Pergunto-me se terá sido por materialismo puro que distinguimos os dois verbos, ser e estar. Ou se antes somos muito do talvez e da simultaneidade de ser e não ser. Ora, sei lá. Eu vim aqui para falar da República e do dia 5 de Outubro tão bem renascido que parece flor desabrochada (lá está a minha veia de poeta de meia tigela a fazer das suas). Vinha contar que estive a observar um panfleto daquele tempo em que a República-mulher aparece desnuda e forte, um autêntico colosso (diria que meia masculina apesar das  fêmeas evidências). Por estas razões, e por outras que não digo, se vê que só pode ter sido um homem a conceber tal figura.  Pois. Era mesmo sobre a República que vinha postar. Mas os meus dedos alienados por gorda pausa, agora fogem às ideias, encaracolam palavras acima e deitam o assunto às urtigas. Ébrios, é o que é.
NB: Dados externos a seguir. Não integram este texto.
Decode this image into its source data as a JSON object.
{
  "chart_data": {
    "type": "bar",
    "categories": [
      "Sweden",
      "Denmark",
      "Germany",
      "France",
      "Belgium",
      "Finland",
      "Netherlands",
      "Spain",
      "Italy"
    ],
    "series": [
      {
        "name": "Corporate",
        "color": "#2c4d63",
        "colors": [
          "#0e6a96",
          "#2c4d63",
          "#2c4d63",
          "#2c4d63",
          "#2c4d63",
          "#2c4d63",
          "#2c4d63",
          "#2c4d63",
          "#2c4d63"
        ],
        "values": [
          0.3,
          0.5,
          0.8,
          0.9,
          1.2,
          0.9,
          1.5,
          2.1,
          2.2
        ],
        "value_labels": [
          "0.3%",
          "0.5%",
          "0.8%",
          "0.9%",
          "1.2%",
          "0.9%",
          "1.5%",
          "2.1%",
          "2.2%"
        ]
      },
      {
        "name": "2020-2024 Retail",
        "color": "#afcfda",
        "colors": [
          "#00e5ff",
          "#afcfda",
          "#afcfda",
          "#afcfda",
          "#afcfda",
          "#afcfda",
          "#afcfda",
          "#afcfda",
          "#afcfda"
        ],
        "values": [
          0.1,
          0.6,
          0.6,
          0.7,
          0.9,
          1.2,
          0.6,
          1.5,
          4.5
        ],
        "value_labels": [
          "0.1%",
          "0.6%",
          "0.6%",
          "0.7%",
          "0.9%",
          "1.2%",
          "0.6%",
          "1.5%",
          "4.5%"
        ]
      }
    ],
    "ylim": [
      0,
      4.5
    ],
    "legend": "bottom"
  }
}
Escrevem sozinhos, pois.  Pobre de mim que não sou nem parente afastada de Lobo Antunes, aquele cuja mão escreve sozinha e de forma tão única dela, que para mim dava-lhe já a imortalidade (à mão) – consta que ele passeia enquanto ela trabalha; na volta, ainda se torna ocioso e põe-se para aí a filosofar. 
E portanto, olha, saem-me só parvidades.

Meus senhores, fica a imagem. Aquela. A da República sonhada: invencível e aguerrida. Por vezes, penso que se ausenta e não está. Mas sonho que é.